Unlike the dreamy, familiar animals of Marc Chagall’s art, the animals in Filonov’s bestiary are decidedly earthbound and are, for the most part, unfamiliar to Western viewers, with only a handful of his works seen outside the former Soviet Union. Filonov’s creatures, sometimes set in jumbled cityscapes, range in expression from the expected to the shockingly anthropomorphic. Their forms are portrayed according to an engaging but bewildering spectrum of styles ranging from almost illustrative to avant-garde.
Lauren is a London-based art historian.
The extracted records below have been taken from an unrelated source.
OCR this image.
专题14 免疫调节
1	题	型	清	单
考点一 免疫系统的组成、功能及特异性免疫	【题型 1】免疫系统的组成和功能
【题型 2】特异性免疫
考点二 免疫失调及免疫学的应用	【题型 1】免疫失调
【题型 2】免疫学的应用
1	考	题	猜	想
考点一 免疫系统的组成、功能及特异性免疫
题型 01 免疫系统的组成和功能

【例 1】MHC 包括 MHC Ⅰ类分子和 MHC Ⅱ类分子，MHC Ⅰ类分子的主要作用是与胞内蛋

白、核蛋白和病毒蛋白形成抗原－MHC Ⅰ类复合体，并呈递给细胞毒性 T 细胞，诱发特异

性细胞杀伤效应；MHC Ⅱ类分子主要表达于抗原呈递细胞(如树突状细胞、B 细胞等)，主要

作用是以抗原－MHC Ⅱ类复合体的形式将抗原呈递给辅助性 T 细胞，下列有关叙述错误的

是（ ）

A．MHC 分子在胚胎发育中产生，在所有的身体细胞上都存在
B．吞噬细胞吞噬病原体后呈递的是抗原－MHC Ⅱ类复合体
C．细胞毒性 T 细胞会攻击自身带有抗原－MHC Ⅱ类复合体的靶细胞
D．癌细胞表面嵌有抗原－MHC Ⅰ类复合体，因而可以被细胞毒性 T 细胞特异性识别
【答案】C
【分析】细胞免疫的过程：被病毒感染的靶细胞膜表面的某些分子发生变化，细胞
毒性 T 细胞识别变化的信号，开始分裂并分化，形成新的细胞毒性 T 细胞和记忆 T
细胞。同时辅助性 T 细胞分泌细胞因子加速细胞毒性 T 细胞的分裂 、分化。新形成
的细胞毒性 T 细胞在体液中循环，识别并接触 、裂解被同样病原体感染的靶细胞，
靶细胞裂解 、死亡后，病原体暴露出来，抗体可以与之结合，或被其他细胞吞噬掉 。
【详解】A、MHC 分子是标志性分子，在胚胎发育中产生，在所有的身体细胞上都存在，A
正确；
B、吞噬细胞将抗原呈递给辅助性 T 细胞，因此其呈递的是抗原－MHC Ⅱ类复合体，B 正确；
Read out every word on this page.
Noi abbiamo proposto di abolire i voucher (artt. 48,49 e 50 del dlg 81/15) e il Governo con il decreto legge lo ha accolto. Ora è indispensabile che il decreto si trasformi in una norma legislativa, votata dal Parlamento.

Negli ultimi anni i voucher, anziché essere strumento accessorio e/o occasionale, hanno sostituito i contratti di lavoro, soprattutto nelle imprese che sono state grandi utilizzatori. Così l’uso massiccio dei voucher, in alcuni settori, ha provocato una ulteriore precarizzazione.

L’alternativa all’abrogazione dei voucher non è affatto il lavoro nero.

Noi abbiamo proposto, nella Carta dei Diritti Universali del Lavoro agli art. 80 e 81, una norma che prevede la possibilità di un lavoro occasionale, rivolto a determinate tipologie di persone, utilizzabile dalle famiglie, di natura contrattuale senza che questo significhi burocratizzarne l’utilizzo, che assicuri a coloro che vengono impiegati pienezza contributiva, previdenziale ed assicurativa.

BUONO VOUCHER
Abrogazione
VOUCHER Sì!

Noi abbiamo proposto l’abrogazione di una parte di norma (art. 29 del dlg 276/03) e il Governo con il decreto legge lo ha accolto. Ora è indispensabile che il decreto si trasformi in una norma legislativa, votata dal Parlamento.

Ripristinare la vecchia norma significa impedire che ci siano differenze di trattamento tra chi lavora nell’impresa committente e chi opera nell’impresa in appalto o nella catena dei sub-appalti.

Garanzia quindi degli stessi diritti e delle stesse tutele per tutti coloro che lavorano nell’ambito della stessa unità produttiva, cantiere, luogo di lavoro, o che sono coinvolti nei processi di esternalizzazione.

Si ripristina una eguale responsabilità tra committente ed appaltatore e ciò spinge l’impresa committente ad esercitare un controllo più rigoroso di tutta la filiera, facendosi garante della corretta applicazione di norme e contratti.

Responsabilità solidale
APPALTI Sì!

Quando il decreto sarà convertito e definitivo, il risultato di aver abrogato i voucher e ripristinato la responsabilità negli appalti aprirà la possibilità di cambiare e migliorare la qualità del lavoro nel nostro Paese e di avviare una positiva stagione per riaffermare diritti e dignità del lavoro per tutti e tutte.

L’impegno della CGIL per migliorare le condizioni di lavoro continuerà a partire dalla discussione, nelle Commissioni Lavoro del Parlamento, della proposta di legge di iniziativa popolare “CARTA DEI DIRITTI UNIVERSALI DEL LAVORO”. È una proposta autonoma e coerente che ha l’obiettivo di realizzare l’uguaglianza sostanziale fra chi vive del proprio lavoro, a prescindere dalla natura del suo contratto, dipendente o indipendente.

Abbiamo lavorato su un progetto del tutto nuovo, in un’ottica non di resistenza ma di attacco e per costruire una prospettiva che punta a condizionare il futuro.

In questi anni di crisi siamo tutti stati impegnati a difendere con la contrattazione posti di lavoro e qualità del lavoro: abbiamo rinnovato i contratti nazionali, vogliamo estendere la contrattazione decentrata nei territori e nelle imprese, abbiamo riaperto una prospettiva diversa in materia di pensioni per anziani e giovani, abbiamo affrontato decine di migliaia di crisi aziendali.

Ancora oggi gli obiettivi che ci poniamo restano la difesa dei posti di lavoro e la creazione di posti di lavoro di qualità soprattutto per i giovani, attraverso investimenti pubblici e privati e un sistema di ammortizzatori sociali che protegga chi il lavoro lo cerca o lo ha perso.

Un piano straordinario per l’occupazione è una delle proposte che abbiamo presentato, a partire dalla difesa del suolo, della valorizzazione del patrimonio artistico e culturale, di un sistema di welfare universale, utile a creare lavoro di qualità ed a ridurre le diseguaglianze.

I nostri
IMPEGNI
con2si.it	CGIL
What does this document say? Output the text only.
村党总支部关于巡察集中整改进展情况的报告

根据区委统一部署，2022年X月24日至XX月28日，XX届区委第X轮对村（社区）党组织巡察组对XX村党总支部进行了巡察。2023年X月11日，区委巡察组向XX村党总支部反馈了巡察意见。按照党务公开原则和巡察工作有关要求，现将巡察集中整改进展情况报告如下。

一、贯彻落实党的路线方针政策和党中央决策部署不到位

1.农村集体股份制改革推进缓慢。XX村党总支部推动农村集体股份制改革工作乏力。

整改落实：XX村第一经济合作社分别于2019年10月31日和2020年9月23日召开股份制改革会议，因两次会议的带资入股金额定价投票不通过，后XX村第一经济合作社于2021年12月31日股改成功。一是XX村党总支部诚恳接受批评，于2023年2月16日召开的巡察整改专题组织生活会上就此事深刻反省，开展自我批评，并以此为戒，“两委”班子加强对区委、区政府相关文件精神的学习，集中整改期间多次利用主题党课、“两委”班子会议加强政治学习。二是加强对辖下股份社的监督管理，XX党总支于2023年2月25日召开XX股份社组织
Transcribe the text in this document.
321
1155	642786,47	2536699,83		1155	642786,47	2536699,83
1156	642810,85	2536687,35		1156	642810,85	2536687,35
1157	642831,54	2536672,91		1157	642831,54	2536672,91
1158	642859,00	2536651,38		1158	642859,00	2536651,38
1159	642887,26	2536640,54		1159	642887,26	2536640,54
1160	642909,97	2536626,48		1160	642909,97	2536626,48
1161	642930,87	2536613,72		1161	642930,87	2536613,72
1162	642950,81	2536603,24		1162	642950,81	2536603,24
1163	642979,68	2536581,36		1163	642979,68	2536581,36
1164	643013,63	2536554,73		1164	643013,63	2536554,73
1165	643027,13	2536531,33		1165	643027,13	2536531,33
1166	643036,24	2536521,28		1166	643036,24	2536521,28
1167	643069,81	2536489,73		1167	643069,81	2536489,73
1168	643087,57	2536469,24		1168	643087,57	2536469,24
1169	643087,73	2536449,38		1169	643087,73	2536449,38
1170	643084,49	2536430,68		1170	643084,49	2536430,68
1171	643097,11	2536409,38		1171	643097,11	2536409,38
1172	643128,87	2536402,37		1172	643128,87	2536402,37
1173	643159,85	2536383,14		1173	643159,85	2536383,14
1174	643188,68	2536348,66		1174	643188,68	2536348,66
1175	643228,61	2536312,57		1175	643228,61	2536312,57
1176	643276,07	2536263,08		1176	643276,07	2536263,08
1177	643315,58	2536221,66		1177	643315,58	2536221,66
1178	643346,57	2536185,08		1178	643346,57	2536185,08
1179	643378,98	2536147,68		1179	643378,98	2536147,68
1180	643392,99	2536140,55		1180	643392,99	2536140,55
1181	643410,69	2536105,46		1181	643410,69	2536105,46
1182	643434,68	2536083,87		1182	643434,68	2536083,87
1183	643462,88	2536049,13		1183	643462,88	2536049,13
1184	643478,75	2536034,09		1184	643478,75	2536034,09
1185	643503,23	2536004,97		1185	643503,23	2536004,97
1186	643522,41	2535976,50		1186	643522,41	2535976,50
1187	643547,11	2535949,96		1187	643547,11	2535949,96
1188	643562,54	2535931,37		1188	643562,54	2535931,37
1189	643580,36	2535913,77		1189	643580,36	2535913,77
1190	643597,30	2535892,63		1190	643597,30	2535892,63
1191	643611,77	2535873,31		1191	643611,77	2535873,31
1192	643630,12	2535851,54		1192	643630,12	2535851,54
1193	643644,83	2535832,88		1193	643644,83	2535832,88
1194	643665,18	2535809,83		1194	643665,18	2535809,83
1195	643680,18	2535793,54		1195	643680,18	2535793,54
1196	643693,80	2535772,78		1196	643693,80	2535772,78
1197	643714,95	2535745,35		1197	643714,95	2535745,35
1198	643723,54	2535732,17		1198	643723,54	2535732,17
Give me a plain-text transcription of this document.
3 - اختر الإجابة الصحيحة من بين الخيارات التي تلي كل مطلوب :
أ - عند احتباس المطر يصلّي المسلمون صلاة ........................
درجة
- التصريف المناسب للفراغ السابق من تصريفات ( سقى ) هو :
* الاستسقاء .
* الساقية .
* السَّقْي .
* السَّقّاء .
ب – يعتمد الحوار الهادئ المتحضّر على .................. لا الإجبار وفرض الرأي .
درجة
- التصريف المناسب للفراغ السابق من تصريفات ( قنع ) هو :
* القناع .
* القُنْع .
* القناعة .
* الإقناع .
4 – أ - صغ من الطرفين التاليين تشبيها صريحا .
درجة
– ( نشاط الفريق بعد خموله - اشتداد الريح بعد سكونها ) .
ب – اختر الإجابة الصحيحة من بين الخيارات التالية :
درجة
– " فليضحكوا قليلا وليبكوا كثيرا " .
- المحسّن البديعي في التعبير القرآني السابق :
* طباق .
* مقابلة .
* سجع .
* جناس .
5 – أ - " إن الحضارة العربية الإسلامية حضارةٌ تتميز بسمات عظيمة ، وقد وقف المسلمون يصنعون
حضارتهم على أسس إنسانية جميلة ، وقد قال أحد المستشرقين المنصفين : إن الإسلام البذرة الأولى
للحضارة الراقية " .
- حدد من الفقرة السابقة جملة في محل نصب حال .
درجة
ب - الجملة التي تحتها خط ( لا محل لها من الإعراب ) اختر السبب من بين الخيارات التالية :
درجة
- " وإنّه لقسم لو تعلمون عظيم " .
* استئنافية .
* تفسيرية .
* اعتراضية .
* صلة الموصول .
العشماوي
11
Her research areas of interest include the Russian Silver Age, cultural iconography and Russian graphic art, especially popular prints and avant-garde books.
Upon completion of her MA in Russian art history from the Courtauld Institute of Art in June 2013, Lauren joined the Russian department at Sotheby’s London as the paintings and works on paper cataloguer for the November 2013 sales.
A staff writer for Russian Art and Culture, Lauren writes exhibition and book reviews, which have also been published in The Burlington Magazine and elsewhere. She has given talks on Russian art at places such as Pushkin House, the Courtauld Gallery and Sotheby’s. She has volunteered for the Hermitage Foundation UK and uses the Twitter handle @Bear and Goat, focusing on Russian art and culture.
Previously Lauren worked as a UK-qualified lawyer specialising in Russian dispute resolution work. Prior to that, she travelled, studied, and worked in Russia and Ukraine for several years. Lauren also obtained an MA in Russian from Bryn Mawr College.
She is currently writing a book on Pavel Filonov and his art.